MAS ...
O acórdão anteriormente referido se, a meu ver, tem toda a razão quanto à não integração da conduta da arguida, no que respeita aos ali identificados CC, FF e EE, na descrição que o Código Penal faz do crime de maus tratos - não está, contudo, isento de críticas.
Exactamente na parte que lhe deu o "picante" imprescindível ao seu extravasamento mediático, e que passo a transcrever:
E podemos dar a resposta quanto aos factos deste recurso mesmo com uma pergunta:
Qual é o bom pai de família que, por uma ou duas vezes, não dá palmadas no rabo dum filho que se recusa ir para a escola, que não dá uma bofetada a um filho que lhe atira com uma faca ou que não manda um filho de castigo para o quarto quando ele não quer comer?
Quanto às duas primeiras, pode-se mesmo dizer que a abstenção do educador constituiria, ela sim, um negligenciar educativo. Muitos menores recusam alguma vez a escola e esta tem - pela sua primacial importância - que ser imposta com alguma veemência. Claro que, se se tratar de fobia escolar reiterada, será aconselhável indagar os motivos e até o aconselhamento por profissionais. Mas, perante uma ou duas recusas, umas palmadas (sempre moderadas) no rabo fazem parte da educação.

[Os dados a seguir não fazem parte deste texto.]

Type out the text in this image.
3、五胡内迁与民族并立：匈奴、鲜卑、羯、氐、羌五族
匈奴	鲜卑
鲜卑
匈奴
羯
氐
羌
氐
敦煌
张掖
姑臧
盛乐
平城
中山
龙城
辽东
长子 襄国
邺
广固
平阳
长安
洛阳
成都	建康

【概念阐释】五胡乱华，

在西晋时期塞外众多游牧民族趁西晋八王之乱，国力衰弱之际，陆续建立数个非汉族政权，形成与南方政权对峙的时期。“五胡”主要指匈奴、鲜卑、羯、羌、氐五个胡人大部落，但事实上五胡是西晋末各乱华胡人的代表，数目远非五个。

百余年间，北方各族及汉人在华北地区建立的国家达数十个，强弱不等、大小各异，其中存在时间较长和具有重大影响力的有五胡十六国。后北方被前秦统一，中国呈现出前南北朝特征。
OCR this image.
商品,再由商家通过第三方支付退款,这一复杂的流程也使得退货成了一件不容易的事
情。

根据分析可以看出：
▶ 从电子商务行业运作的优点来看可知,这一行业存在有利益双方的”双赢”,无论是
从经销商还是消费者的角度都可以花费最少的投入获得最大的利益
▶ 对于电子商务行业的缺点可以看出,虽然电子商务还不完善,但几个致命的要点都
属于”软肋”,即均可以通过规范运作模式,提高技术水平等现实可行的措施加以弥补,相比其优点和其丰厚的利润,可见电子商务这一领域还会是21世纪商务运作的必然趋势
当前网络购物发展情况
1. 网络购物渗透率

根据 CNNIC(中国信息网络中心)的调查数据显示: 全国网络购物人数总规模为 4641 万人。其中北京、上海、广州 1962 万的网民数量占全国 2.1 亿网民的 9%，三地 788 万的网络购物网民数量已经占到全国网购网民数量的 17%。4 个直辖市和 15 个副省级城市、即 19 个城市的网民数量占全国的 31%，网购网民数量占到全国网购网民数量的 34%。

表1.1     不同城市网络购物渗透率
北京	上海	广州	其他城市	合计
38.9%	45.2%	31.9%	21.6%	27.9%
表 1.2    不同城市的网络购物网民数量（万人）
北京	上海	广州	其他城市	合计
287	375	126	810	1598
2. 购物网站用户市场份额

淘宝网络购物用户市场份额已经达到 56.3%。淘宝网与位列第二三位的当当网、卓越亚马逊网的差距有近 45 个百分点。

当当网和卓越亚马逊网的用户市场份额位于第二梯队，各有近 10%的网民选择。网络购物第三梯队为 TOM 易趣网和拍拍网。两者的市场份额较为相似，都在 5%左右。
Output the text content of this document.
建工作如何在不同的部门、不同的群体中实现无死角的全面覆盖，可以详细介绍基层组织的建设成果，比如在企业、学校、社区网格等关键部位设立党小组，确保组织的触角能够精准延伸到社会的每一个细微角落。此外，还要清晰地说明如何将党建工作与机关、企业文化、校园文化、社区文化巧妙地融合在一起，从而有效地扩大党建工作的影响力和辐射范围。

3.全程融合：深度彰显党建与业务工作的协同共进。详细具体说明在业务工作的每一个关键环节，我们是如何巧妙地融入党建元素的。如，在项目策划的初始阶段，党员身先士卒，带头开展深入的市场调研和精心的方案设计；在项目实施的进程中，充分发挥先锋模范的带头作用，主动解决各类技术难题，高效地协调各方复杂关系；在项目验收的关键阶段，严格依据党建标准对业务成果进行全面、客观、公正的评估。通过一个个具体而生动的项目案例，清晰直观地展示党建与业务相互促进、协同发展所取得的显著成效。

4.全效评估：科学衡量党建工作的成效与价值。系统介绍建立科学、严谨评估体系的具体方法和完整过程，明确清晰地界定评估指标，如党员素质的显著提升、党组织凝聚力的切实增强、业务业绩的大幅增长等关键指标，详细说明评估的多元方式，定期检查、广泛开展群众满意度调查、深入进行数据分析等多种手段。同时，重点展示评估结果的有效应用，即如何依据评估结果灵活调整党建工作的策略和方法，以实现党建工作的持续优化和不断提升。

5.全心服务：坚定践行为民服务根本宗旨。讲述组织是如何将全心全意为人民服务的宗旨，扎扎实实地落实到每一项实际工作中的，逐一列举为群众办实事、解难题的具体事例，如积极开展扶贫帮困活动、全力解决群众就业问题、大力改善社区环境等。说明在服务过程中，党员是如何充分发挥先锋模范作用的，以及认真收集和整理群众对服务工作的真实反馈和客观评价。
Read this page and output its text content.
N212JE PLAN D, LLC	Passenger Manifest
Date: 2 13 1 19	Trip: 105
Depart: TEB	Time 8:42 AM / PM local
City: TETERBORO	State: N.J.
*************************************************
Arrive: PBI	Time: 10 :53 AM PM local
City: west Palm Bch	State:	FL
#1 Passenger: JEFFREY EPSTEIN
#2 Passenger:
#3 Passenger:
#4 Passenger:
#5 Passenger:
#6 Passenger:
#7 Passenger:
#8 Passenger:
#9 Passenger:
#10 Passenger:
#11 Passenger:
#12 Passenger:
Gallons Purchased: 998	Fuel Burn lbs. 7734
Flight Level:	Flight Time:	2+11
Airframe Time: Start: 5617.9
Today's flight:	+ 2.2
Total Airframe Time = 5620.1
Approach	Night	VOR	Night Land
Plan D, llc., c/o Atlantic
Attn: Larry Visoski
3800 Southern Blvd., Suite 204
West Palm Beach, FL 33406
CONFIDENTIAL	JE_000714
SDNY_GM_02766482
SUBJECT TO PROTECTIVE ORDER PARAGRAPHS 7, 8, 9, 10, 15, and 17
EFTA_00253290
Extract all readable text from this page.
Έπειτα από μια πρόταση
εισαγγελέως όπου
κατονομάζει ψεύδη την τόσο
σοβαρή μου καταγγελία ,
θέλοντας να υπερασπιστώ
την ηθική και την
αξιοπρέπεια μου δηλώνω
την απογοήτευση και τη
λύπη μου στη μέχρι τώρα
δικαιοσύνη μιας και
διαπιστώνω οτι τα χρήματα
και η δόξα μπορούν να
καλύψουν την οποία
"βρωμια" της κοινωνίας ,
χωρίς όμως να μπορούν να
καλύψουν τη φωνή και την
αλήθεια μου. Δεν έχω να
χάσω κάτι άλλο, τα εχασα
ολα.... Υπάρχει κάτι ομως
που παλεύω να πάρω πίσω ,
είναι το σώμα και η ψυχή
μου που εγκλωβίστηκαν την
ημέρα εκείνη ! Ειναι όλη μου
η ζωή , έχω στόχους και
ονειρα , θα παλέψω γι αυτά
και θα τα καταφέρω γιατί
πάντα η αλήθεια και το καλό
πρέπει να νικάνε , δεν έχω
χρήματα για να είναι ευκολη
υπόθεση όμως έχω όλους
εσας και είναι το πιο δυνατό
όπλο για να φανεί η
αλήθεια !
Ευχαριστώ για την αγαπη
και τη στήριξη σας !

Do mesmo modo, o arremessar duma faca para mais a quem o educa, justifica, numa educação sã, o realçar perante o menor do mal que foi feito e das suas possíveis consequências. Uma bofetada a quente não se pode considerar excessiva.
Quanto à imposição de ida para o quarto por o EE não querer comer a salada, pode-se considerar alguma discutibilidade. As crianças geralmente não gostam de salada e não havia aqui que marcar perante elas a diferença. Ainda assim, entendemos que a reacção da arguida também não foi duma severidade inaceitável. No fundo, tratou-se dum vulgar caso de relacionamento entre criança e educador, duma situação que acontece, com vulgaridade, na melhor das famílias.
Estas considerações são:
1º Desnecessárias para a decisão jurídica da questão em análise;
2º Correspondem a concepções de quem as subscreve, que não deviam importar para o caso;
3º No contexto em que são referidas - num processo em que se analisa o relacionamento de funcionária com jovens deficientes numa instituição que os acolhe - são, evidentemente, susceptíveis de transmitirem uma mensagem de condescendência para com comportamentos educativos desadequados, que não raro andam paredes-meias com o mau trato e, se não forem parados a tempo, nele acabam (como, no caso concreto, se viu relativamente a BB).
Separadas as águas, da parte decisória do acórdão e dos considerandos constantes da sua fundamentação, a notícia teria prestado um bom serviço à reflexão e ao debate público sobre a responsabilidade das decisões dos tribunais pela mensagem pública que transmitem para além do que é tecnicamente a "decisão", mormente dos tribunais superiores, e particularmente em área tão sensível como esta.
Não o tendo feito, é uma má notícia!